Combinatorial justification for $C_{11}-C_{10}=\binom{12+9}9-2\binom{12+9-1}{9-1}$ TL;DR: How is $2\binom{9+12-1}{9-1}$ the number of paths from $(3,0)$ to $(12,12)$ touching or crossing above the diagonal $y=x$?

Full version:
I'm an undergraduate teaching assistant, tutoring discrete maths this year, but I have to admit, I'm struggling to find an explanation for an expression one of my students has come up with in a homework problem (without any logical reasoning)... I hope you can help me see the combinatorial argument!
The exercise in question is:

How many monotonic paths [i.e. the allowed moves from $(x,y)$ are $(x+1,y)$ and $(x,y+1)$] are there from $(3,0)$ to $(12,12)$ that do not touch the diagonal (except for the final move?)

The students know that the number of monotonic paths from $(0,0)$ to $(n,n)$ that do not cross above (but may touch) the diagonal is given by the Catalan number $C_n$.
The most obvious solution is the following:

Introducing an auxiliary subdiagonal $1$ unit length below turns the question into "how many monotonic paths are there from $(1,0)$ to $(12,11)$ that are allowed to touch the diagonal and go through $(3,0)$?"
From $(1,0)$ we can only reach $(2,0)$, from where we can reach $(3,0)$ or $(2,1)$.
There are $C_{11}$ monotonic paths to $(12,11)$ starting from $(1,0)$, and $C_{10}$ starting from $(2,1)$, so the answer is $C_{11}-C_{10}$.

Another valid approach I saw in one submission:

The number of monotonic paths from $(3,0)$ to $(12,11)$ is $\binom{20}{11}$, the number of bad paths (that touch / cross above the diagonal) is $\binom{20}{12}$, so the answer is $\binom{20}{11}-\binom{20}{12}$.

There was no explanation given by the student, but I figured that this expression was most probably derived from André's reflection method, i.e. the number of monotonic paths is $\binom{9+11}{11}$, and if we substitute all $\to$ moves for $\uparrow$ moves and vice versa from the point a path goes bad, we end up at $(11,12)$ instead, which gives us a bijection from the bad paths to all monotonic paths from $(3,0)$ to $(11,12)$, of which there are $\binom{8+12}{12}$. (Fair enough, I would've liked for the student to write down their reasoning, but at least some valid reasoning was not too hard to come up with.)
Now the third approach is the one that I can't wrap my head around, but it leads to the correct answer:

The expression for all monotonic paths from $(3,0)$ to $(12,12)$ is $\binom{9+12}{9}$, the number of bad paths is $2\binom{9+12-1}{9-1}$, so the answer is $\binom{21}{9}-2\binom{20}8$.

No logical reasoning provided at all, so now I'm trying to figure out how the student arrived at this conclusion.
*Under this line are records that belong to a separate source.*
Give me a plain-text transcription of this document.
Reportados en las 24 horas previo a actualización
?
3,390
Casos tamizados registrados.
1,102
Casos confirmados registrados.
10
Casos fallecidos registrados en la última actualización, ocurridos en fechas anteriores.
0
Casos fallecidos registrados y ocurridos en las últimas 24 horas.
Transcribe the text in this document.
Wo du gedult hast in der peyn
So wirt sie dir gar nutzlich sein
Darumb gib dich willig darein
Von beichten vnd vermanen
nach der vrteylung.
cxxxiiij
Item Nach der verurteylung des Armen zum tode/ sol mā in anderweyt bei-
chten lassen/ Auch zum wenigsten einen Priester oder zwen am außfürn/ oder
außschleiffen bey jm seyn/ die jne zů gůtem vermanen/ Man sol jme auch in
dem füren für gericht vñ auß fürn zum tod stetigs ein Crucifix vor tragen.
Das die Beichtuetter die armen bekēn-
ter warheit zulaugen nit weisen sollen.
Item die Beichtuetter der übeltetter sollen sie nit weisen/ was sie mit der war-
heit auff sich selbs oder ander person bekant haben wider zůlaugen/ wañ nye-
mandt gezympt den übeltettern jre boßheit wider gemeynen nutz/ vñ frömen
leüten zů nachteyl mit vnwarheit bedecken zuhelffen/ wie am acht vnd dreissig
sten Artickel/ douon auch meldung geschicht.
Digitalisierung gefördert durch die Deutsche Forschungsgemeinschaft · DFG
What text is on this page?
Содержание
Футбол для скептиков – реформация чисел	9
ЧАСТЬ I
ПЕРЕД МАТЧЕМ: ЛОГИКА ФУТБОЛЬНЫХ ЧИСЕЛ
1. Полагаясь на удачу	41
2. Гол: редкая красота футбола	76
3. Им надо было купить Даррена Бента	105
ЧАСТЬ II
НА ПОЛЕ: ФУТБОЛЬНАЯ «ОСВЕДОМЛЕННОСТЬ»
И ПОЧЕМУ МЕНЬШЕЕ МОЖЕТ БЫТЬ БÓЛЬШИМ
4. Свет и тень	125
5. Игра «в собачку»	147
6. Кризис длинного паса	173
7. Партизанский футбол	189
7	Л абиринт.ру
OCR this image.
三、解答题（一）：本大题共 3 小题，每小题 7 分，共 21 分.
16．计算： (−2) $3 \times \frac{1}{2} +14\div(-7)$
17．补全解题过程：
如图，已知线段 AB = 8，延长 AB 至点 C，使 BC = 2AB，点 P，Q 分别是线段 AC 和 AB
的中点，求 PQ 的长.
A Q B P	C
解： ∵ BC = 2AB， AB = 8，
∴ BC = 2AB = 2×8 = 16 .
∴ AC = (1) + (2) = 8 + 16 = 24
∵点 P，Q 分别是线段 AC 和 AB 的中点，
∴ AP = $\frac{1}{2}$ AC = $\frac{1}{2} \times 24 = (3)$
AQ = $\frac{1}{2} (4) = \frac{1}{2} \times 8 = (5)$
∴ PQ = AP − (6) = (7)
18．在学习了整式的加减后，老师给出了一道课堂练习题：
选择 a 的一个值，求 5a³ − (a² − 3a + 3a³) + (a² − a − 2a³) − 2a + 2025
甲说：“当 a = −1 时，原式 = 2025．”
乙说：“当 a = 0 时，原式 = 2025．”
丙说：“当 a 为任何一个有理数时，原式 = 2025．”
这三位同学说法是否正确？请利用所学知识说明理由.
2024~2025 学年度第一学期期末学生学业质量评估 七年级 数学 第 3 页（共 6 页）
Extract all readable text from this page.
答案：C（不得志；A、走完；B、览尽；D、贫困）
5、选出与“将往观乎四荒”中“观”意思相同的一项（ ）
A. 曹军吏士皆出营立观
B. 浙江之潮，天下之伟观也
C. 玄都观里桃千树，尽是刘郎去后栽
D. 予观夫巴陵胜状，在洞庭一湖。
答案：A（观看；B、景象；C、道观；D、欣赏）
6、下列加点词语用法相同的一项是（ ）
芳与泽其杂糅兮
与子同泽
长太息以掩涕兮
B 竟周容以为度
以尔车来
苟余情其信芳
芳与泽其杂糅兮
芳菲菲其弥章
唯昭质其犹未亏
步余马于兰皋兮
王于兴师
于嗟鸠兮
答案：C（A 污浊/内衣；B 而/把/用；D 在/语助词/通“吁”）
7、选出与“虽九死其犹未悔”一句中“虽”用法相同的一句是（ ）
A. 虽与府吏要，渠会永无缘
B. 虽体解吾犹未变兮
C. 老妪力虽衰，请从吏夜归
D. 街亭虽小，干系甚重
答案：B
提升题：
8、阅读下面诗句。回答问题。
I totally see where $\binom{9+12}{9}$ comes from, and at least one of the two occurrences of $\binom{9+12-1}{9-1}$ could be interpreted as the number of monotonic paths from $(3,0)$ to $(11,12)$, all of which are bad paths, but I can't seem to figure out how the remaining bad paths correspond to the expression $\binom{9+12-1}{9-1}$.
 A: As you correctly noted, among all   $\binom{9+12}{9}$   possible monotonic paths from $(3,0)$ to $(12,12)\,$, we must exclude the set $S$ of $\binom{9+12-1}{9-1}$ paths from $(3,0)$ to $(11,12)\,$, all of which are necessarily bad. However, this subtraction is not sufficient, because there are other bad paths to be excluded and that are not included in $S$.
To understand this, let us choose at random one of the bad path of $S$ and let us consider the first point in which this path touches the diagonal. We can construct another path that is identical to it until this point, but that is symmetrical to it (with respect to the diagonal) after this point. This new path is clearly bad since it touches the diagonal, and is not included in $S$ because it ends in $(12,11)\,$ and not in $(11,12)\,$. We can repeat this procedure for all paths in $S\,\,$, thus obtaining other $\binom{9+12-1}{9-1}\,$ bad paths to be excluded. 
Also note that, since there is a one-to-one correspondence between all bad paths ending in $(12,11)$ and all bad paths ending in $(11,12)$, there cannot be other bad paths. This finally explains the presence of a factor $2$ in the term  $\binom{9+12-1}{9-1}$ given in the third solution.